The ROXIO LOGO
Back in December of 1999 I started doing a lot of work for Modernista in Boston. Gary Koepke and I had been office neighbors at Wieden + Kennedy back in the day, and when he started his agency with Partner Lance Jensen he let me help out on a few campaigns.
I designed this mark as a little tag for Roxio’s ad campaign. It was meant to call attention to an initiative (started by Roxio) called “pureburn”—a plea to abstain from burning illegal copies of CDs. This all happened before proper DRM, and way before the end of DRM. The point was, I think, to keep Roxio from getting seen as a tool for digital pirates. So quaint.
A few months later, Roxio wanted a new logo. I told Gary that they already had a new logo. Gary agreed, he told them, and they agreed. And then they got somebody else to bolt some goofy type to my beautiful burning disc.
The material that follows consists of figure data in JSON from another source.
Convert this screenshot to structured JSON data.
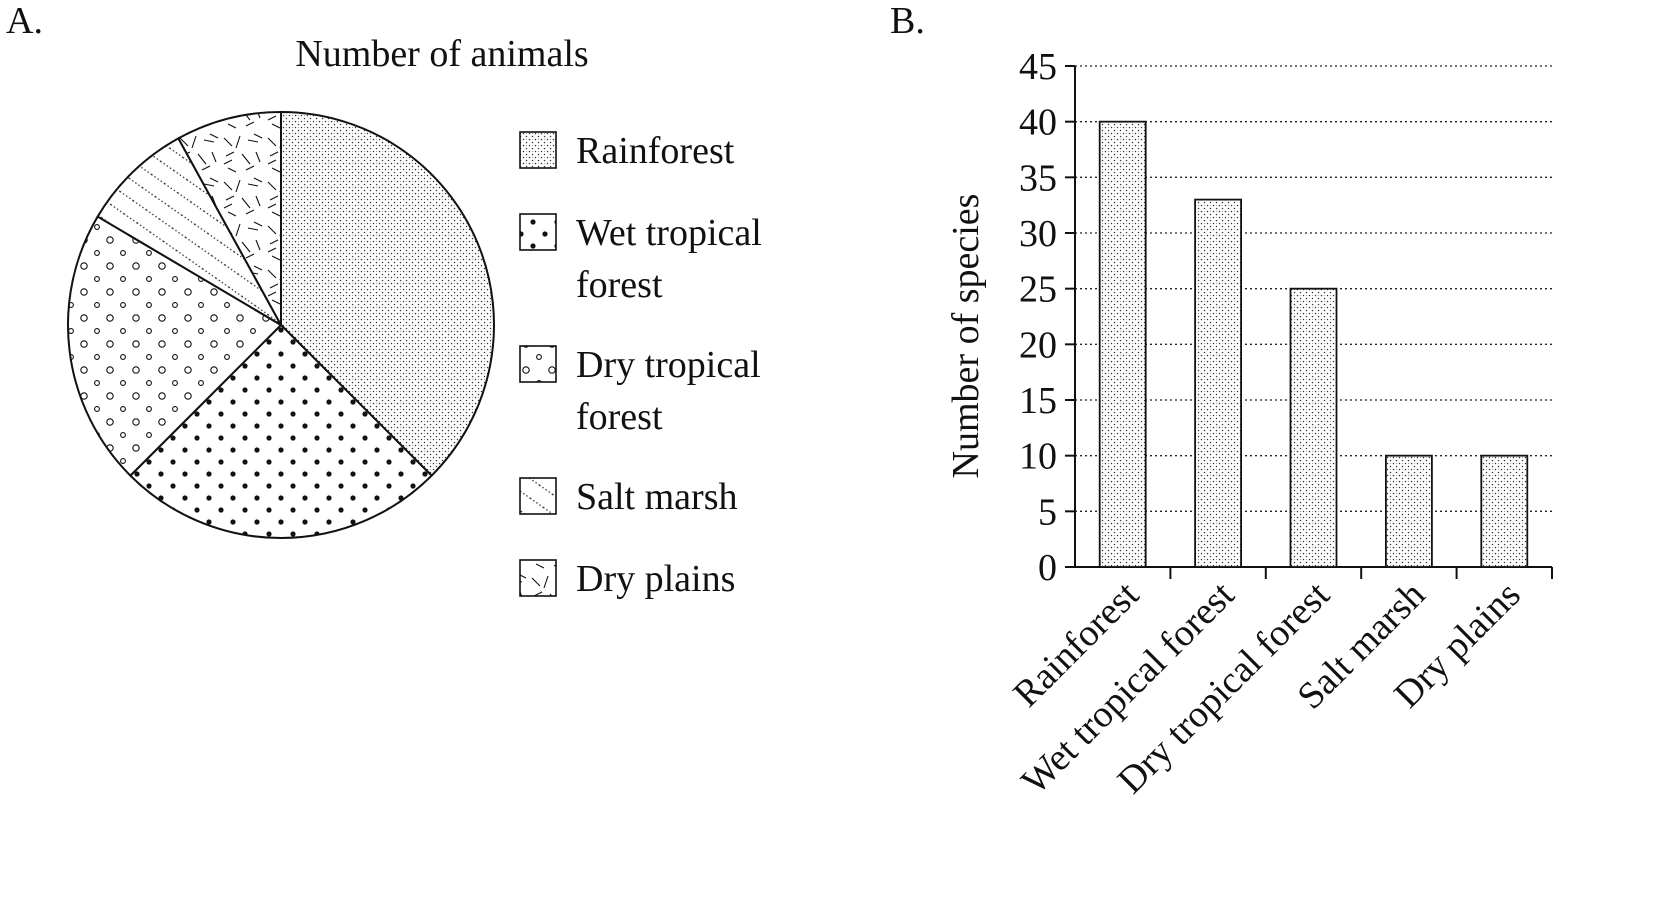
{
  "chart_data": [
    {
      "panel_label": "A.",
      "type": "pie",
      "title": "Number of animals",
      "categories": [
        "Rainforest",
        "Wet tropical forest",
        "Dry tropical forest",
        "Salt marsh",
        "Dry plains"
      ],
      "values": [
        37.5,
        25.0,
        21.0,
        8.5,
        8.0
      ],
      "legend": [
        {
          "label": "Rainforest",
          "pattern": "fine-stipple"
        },
        {
          "label": "Wet tropical\nforest",
          "pattern": "large-dots"
        },
        {
          "label": "Dry tropical\nforest",
          "pattern": "open-circles"
        },
        {
          "label": "Salt marsh",
          "pattern": "dotted-diagonals"
        },
        {
          "label": "Dry plains",
          "pattern": "random-strokes"
        }
      ],
      "legend_position": "right"
    },
    {
      "panel_label": "B.",
      "type": "bar",
      "categories": [
        "Rainforest",
        "Wet tropical forest",
        "Dry tropical forest",
        "Salt marsh",
        "Dry plains"
      ],
      "values": [
        40,
        33,
        25,
        10,
        10
      ],
      "xlabel": "",
      "ylabel": "Number of species",
      "ylim": [
        0,
        45
      ],
      "yticks": [
        0,
        5,
        10,
        15,
        20,
        25,
        30,
        35,
        40,
        45
      ],
      "grid": "horizontal-dotted"
    }
  ]
}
For the longest time this was my most visible logo design. Roxio hung on to it for a long time, and I was always happy to see it pop up. At one point there was talk that Apple would license Roxio’s Toast software as the standard CD burning utility for the Mac. The burning disc would’ve been on every Mac desktop for a few years. I was so excited by the mere possibility! Instead they came out with iTunes. Eh …
And as always, the most fun things about logo design are the sketches. In most other circumstances, thumbnails lie, but for logos they are supremely useful. At the time, I was also into taking text about a subject, cutting it up and reassembling it into little slogans. I wanted so much to coin the tagline for the brand. I can’t believe “unprotected creations cry: digital action now!” didn’t win the day!
As part of the Roxio bonus round I go to art direct a photoshoot with photographer Jeff Minton. I had a tendency to over-stage things, which drains the potential for happy accidents. Which I said don’t exist, but I meant that in the context of graphic design. On photoshoots it happens all the time. Also, see that green rug with the orange flowers in both ads? I love that rug. It’s been years, and I still want that rug.